Do you ever wonder what it would be like if God could use the Phone?
We have an answering machine at our house, and it works hard. If we are away or home, we let it do its job. Some people call it “screening” calls, we call it Sanity. In the midst of our busy lives, sometime we just don’t want to talk to people. Sometimes it’s just not a good time, sometimes it’s a telemarketer, sometimes it’s someone were avoiding. When we are home, we let the phone ring and wait for the talking to begin, and then make the decision if we want to pick up the line. It’s a nice buffer, don’t you think? It’s a nice way to take control and determine how the next moments of our life will be spent.
What if the voice on the line was God? Would it be a comfort? Would it be one of those calls I wouldn’t pick up? Would it make the decisions easier?
These last couple of weeks, God has been pulling at my heart strings. I mean REALLY rearranging the meat and potatoes of life. There are so many times I just want to say…. “Bri’s not in right now leave a message and she will call you back….BEEEEEEEP!!!!!!” That’s a really uncomfortable thing to admit right now, knowing that my Creator, My King has done nothing but provide for me, and yet I continue to be terribly prideful and wonderfully human.
My weight has become the bill collector in my life. You know the guy who says…if you just worked harder, were more disciplined, saved more diligently, I wouldn’t be calling… Can I help it if I am really good at Saving Calories??? My doctors believe that my weight is a direct link to my inability to have babies. Isn’t that just a slap in the face and heart? In the back of my mind I ponder thoughts like “Eat to Live, not Live to Eat” or “It’s just a half hour of exercise, do you know how many half hour’s there are in a day?”, or “If you can’t control what you weigh, how do you expect to set examples for children, and raise them well”…..can you see where this thinking leads me? Straight for the nearest mozzarella stick or french-fry.
Which leads me to the next caller, the Guilt-Filled Volunteer Support Call: You know these calls, the Local Fire Department, The next “would be Governor (Or Govenator, as we like to call him in California)”, the local charity, or Girl Scout. From the worry, pain, and need of a child in our home my heart brings me to thoughts of Adoption. God has blessed me with a husband who feels called to adopt a child and for most of my life, I have heard the call. However, as we all know….Hearing and Doing….are two very different things…. We received an information packet from a Christian Adoption Agency in the mail a few weeks ago. We read thru the information, and have prayed about it, but haven’t done much else. I have been plagued with indecision and self doubt. How do you make such a life changing decision?

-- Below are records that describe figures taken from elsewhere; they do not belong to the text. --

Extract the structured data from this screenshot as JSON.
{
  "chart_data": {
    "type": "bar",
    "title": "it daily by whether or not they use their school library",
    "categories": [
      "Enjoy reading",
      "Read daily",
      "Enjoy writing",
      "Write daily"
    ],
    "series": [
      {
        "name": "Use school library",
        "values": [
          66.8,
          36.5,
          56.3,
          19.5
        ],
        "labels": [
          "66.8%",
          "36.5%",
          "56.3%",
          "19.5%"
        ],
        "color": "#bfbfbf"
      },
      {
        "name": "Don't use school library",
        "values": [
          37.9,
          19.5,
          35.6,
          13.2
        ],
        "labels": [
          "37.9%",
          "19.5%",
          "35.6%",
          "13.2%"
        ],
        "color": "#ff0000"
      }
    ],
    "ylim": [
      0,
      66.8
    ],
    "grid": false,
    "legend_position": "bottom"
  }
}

As the weeks have gone by, another message has started to blink. It’s a message from one of those special people in your life. They come in all shapes and sizes, in all types of relationships, they are sometimes family, and often times friends. The call came from my Dad. He has proposed that we go on a mission trip together with our church. It’s down to Guadalajara Mexico, in the end of January. My Mom doesn’t feel terribly called to go, and my husband can’t take time off of his new job. I have the vacation time saved, I know God will provide the means, and it would be a wonderful opportunity serving God’s children next to an amazing man, that I am honored to call my Father, yet I am having a terrible time finding the faith to say yes. It makes my heart ache to think of it. What is wrong with me?
As tempted as I am to push the delete button, and continue on my current path, I know that God is wooing my heart. I know that he is continuing to work in my life and the lives around me. I know that all I have to do is listen to the call, and walk out in faith. Anyone need to go for a walk??